Detroit Pistons: See You In the Playoffs?

It’s startling how quickly fortunes change in the NBA.

A short ten years ago, the Detroit Pistons were regarded as one of the premiere franchises in the league, making seven straight Eastern Conference Finals appearances, and winning the franchise’s third championship title in 2004.

It was an interesting cast of characters in that Finals series. The glitz and glamor Lakers, featuring Hall of Fame mercenaries Gary Payton and Karl Malone, alongside surefire first-ballot Hall of Famers Shaquille O’Neal and Kobe Bryant, faced off against the hard-nosed, starless Pistons.

The Detroit starting lineup included an eclectic group of seemingly misfit parts: Chauncey Billups, cast off from multiple teams before catching on in Detroit; Rip Hamilton running his defender through countless baseline screens, looking for his midrange jumper; Tayshaun Prince with his relentless, lanky defense; Rasheed Wallace having been dismissed as a hot-head incapable of leading a team; and Ben Wallace, the undersized center who defended the post as well as anyone during his prime.

The team mirrored the city they wore on their jersey and the Motor City packed The Palace on a nightly basis to show their appreciation for them.

A lot has changed since then, though. In the seven seasons since Detroit has made the playoffs, the team has put up just a .361 winning percentage, giving those same fans little reason for hope in recent years.

However, this year the Pistons got off to one of the most surprising starts in the league, winning five of their first six games, defeating some of the East’s best in both the Bulls and last year’s winningest Eastern Conference squad in the Hawks.

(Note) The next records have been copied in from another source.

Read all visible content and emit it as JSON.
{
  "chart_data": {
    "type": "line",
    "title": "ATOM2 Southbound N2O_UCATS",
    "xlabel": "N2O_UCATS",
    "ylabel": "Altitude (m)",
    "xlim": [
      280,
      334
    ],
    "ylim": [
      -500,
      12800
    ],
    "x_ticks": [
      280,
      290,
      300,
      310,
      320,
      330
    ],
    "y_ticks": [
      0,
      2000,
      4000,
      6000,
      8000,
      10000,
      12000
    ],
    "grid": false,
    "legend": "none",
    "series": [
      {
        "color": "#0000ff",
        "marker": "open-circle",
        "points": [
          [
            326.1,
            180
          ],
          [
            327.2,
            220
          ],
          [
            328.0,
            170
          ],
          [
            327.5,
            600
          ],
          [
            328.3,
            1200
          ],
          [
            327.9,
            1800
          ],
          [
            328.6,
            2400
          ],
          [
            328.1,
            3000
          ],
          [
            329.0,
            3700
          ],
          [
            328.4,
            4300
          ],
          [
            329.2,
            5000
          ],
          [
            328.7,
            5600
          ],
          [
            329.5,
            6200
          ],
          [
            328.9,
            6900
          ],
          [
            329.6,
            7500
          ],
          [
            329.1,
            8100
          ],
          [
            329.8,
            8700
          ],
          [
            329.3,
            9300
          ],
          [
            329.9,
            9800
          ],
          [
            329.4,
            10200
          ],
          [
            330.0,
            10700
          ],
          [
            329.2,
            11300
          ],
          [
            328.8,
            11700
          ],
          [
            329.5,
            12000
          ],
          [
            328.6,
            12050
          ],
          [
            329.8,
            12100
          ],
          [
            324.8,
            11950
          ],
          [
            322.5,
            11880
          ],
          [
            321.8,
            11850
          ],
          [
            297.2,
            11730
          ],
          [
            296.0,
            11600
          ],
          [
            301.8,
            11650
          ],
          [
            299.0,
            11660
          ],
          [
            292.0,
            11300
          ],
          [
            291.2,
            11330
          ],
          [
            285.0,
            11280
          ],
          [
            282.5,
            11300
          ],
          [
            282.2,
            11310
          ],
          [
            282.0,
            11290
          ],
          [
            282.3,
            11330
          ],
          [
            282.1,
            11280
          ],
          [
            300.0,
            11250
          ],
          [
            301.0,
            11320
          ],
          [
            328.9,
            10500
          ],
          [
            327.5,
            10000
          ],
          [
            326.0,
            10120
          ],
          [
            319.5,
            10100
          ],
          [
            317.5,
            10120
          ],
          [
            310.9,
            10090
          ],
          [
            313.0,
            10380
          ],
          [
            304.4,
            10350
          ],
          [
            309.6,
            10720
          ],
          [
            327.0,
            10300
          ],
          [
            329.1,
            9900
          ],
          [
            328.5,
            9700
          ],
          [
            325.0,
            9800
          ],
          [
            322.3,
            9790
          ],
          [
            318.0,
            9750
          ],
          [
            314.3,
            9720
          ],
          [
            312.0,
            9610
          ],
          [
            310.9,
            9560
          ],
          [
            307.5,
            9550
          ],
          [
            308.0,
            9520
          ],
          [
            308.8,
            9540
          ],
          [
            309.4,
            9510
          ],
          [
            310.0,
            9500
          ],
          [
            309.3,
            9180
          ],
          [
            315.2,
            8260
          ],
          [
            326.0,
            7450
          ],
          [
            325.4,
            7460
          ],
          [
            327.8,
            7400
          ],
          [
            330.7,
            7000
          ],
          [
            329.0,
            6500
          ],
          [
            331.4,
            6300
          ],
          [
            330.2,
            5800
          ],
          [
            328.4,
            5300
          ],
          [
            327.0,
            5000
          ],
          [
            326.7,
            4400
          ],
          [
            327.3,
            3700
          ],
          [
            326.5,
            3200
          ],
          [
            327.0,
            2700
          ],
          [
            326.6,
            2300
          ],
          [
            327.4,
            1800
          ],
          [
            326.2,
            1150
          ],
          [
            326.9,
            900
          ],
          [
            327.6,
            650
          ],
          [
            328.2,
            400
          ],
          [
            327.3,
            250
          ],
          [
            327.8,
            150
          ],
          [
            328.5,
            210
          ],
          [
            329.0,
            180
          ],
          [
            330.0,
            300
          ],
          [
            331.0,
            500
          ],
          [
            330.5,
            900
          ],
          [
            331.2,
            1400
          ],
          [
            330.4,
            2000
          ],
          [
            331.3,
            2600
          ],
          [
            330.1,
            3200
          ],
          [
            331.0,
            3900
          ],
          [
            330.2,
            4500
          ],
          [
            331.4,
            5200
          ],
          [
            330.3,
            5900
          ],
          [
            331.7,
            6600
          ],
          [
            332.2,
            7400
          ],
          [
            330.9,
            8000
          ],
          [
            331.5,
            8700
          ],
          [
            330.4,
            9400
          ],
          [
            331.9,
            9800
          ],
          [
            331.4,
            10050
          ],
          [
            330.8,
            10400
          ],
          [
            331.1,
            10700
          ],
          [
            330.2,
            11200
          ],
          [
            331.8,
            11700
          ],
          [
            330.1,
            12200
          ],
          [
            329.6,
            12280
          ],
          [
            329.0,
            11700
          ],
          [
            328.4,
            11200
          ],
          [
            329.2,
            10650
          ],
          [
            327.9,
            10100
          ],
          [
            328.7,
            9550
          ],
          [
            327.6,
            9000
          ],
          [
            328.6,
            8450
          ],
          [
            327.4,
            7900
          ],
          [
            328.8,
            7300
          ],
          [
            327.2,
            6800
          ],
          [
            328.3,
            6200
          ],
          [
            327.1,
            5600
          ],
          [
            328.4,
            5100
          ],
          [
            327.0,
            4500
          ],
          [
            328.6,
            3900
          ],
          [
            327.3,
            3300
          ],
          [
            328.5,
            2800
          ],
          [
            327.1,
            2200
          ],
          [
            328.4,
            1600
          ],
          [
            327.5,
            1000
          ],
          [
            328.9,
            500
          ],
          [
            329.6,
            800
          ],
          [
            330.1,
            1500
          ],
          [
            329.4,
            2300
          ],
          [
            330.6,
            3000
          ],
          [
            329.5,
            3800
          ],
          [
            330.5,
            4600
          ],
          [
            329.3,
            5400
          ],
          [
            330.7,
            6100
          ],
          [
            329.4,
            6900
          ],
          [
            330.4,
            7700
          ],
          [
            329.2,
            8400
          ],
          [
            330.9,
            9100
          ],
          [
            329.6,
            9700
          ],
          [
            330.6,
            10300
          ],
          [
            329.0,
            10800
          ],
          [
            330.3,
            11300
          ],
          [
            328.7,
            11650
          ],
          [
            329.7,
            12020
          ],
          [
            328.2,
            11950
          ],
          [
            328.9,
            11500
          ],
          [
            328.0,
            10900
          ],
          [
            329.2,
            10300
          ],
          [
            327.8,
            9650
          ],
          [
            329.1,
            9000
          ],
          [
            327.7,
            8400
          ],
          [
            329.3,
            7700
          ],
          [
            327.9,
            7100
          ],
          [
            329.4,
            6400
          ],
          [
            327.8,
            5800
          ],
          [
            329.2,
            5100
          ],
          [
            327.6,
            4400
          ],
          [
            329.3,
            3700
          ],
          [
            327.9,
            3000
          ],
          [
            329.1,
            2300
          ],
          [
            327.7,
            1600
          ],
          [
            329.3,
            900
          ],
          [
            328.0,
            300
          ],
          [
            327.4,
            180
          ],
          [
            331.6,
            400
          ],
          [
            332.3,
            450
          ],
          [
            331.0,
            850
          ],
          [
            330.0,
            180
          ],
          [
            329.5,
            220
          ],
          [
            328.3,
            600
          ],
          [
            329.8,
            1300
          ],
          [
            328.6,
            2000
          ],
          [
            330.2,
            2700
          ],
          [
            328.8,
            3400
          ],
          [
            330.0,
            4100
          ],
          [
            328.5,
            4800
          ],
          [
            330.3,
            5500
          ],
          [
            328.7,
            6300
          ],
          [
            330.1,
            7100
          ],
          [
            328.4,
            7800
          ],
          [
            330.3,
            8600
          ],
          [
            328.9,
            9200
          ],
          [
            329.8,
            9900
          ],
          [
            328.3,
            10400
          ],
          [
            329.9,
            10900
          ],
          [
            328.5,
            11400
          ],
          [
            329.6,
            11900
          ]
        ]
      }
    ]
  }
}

The biggest standout from this year’s Pistons team in both stature and stat-stuffing is center Andre Drummond . Going on his fourth year in the league, the old-timey veteran just turned twenty (bleeping) two this offseason, and apparently in his time off made it his business to become the best center in the NBA.

Through his first 19 games this season, Drummond has averaged 18.4 points, 16.7 rebounds, and has the highest defensive rating among centers. Only Drummond and DeAndre Jordan have defensive ratings over 30.0 (Jordan’s is 32.8, Drummond 35.6). To put into perspective exactly what kind of numbers he’s been putting up early on, Drummond is the first player to post at least 185 points and 190 rebounds in the first 10 games of the season since Kareem Abdul-Jabbar did it way back when.

Much like Chauncey Billups, the team is also led by another backcourt castoff in Reggie Jackson. After being traded from OKC where he never put up a player efficiency rating higher than 17.2, Jackson has paid dividends for Detroit scoring a 21.8 PER this year with the Pistons. This season, Jackson has averaged 19 points and 6.7 assists per game for his team and is averaging the 8th best PER among all point guards this year.

With the eyes of league upon them after their 5-1 start, the Pistons faltered down the stretch of their five game road trip, auspiciously losing games to the Kings and Lakers. However the team rebounded at home with a win against the Eastern Conference leading Cavs, the Heat, an overtime win against the Suns and a road win against the Timberwolves.

Having just run his first full court, full activity practice this year, the team expects backcourt running mate Brandon Jennings back from last season’s torn Achilles injury by the unofficial (but universally recognized) real start of the season on Christmas Day.

Jennings was off to the best start of his five year NBA career last season, averaging 15.4 points and 6.6 assists per game. Through 41 games last year, the young Compton, CA native managed to post the league’s 10th highest PER among point guards, just like Jackson is doing this year. If Detroit can keep their heads above water and continue to overwhelm opponents with their potent frontcourt and inside-out attack, the Pistons will be primed for a playoff run once Jennings makes his return.

With Andre Drummond playing like the best center in the NBA, Reggie Jackson proving himself as one of the league’s most competent combo guards, and the impending return of Brandon Jennings, this Pistons team clearly has a different identity than the one of a decade ago. Once a rugged group of grizzled old also-rans, this year’s squad is filled with young, somewhat inexperienced talent, and yet it seems this group of upstarts is ready to take over the mantle for their predecessors and make a run for the playoffs for this first time since 2008.